I thought I'd begin this column by noting that on several occasions over the past week I wanted to puke on my shoes. My editor demurred. It's too crude, he said. "We have standards."
I should respect that. It's increasingly rare.
"He can either stand with us or with the child pornographers," a Liberal MP was told on the floor of the House of Commons by Vic Toews.
That's Public Safety Minister Vic Toews. Member of Her Majesty's Privy Council Vic Toews. The Honourable Vic Toews.
It shouldn't have been as shocking as it was, I suppose. Toews has said much the same several times. And it was Toews who repeatedly claimed critics of the government's justice policies - including the Canadian Bar Association - are "pro-crime."
And there's nothing unusual about a minister savaging the good faith of those who disagree with the government. Quite the contrary. It's the standard operating procedure of Stephen Harper's Conservatives.
Don't agree with the government on Afghanistan? You support the Taliban. Question military purchases? You hate the troops. Have doubts about crime legislation?

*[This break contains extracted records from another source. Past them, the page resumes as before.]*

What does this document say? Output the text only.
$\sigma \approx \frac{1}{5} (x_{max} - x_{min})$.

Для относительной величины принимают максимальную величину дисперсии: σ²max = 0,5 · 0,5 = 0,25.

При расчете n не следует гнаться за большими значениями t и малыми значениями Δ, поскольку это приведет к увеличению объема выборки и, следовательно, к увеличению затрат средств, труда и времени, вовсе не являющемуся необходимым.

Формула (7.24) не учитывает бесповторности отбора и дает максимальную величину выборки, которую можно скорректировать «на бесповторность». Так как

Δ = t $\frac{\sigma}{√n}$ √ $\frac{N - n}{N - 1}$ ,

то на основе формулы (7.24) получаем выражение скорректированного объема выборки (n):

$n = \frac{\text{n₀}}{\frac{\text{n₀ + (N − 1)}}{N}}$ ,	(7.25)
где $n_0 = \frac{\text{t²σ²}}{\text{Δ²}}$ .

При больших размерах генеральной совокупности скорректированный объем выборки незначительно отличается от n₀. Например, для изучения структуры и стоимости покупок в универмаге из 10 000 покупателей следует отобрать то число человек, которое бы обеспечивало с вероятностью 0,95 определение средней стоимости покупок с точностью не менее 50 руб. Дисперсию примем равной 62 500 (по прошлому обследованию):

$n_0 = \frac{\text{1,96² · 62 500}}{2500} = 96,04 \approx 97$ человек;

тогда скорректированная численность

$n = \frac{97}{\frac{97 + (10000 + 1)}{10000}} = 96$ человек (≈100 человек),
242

You're a thug-hugger who doesn't care about children. Say something critical in a foreign capital? Treacherous swine.
Stephen Harper himself stood in the House of Commons a few years ago to suggest that the opposition was critical of certain emergency terrorism provisions because a family member of one MP was involved with terrorists.
And the day after Vic Toews made his latest loathsome comment, who was it who said in the House of Commons "With respect to child pornography, our party is very much against it, and I encourage the NDP to join us in taking that stand"?
Prime Minister Stephen Harper. The Right Honourable Stephen Harper, that is.
In the British parliamentary tradition, the official opposition is known as "Her Majesty's Loyal Opposition" in recognition of the fact that to oppose the government is not discreditable. In fact, to oppose the government is to render the Queen loyal service. Opposition is healthy and necessary. It should be respected.
But the Conservatives' respect for Canada's British heritage is limited to the Red Ensign and portraits of the Queen: Stephen Harper has never had honourable opponents with whom he disagrees, only despicable enemies he wants to crush, and so it follows that for the last six years Canadians have been told that they can either praise Dear Leader and cheer lustily for the good works of his fine and noble government or reveal themselves to be baby-eating traitors.
And for six years most Canadians shrugged. A disturbing number even agreed.
But somehow, finally, Vic Toews went too far. He didn't just make me want to puke on my shoes. He sickened millions of Canadians and there was widespread revulsion. At last.
If only it had ended there. But along came some person or persons calling themselves "vikileaks30."
Said person or persons found Vic Toews' divorce records and broadcast them, verbatim, on Twitter. This was simply wrong. Not illegal. But wrong.
It was not, as many claimed, a legitimate protest against Toews' Bill C-30, which would create a system of warrantless Internet surveillance. Protesting an invasion of privacy by invading privacy is like protesting violence in the NHL by beating up Gary Bettman. It's wrong. And stupid.
And it was indeed an invasion of privacy. Toews' divorce records may be public documents in the sense that a determined person can lawfully find them and read them but there's a vast amount of private and potentially humiliating information available in public documents, as every private detective and opposition researcher knows. Imagine your divorce records - or statements of claim, or bankruptcy records, or mortgage records, or property registrations - being passed around the Internet like a YouTube video. And tell me your privacy hasn't been violated.
Of course there is a grey zone between what's private and public and drawing a line is often difficult. I don't doubt there are people who have thought carefully about these issues, who hold a consistent standard, and concluded that Toews' divorce is a legitimate public concern. I don't agree. But I can respect that view.
What I can't respect - what again made me want to puke - were the many cheap and transparent rationalizations of people who despise the minister and his government and were thrilled that the low-blow gang was hit with a very low blow. I understand the temptation. But sleazy is sleazy. And this is not where we want public discourse to go. As Nietzsche warned, "he who fights with monsters might take care lest he thereby become a monster."
Which brings me to the vainglorious fools who call themselves "Anonymous."
Threatening to release humiliating information if the government doesn't withdraw C-30 is not activism. It is not sticking it to The Man. It is not an homage to V For Vendetta.
It is the crime of extortion. And a particularly severe instance of it.
Remember the election? People voted. The Conservatives won, like it or not. They formed a legitimate government with a democratic mandate to govern, like it or not.
Maybe you think the Conservatives are governing badly. (I do.) Maybe you think C-30 is a horrible bill. (Me, too.) Doesn't matter. The government remains legitimate and democratically mandated: When people use a tactic like extortion to force the government to change course they are subverting democracy.
And to do that while posing as defenders of freedom against tyranny? Nauseating.
If only we could put Vic Toews, the sleazemongers, and the Internet zealots together on an ice floe. They deserve each other.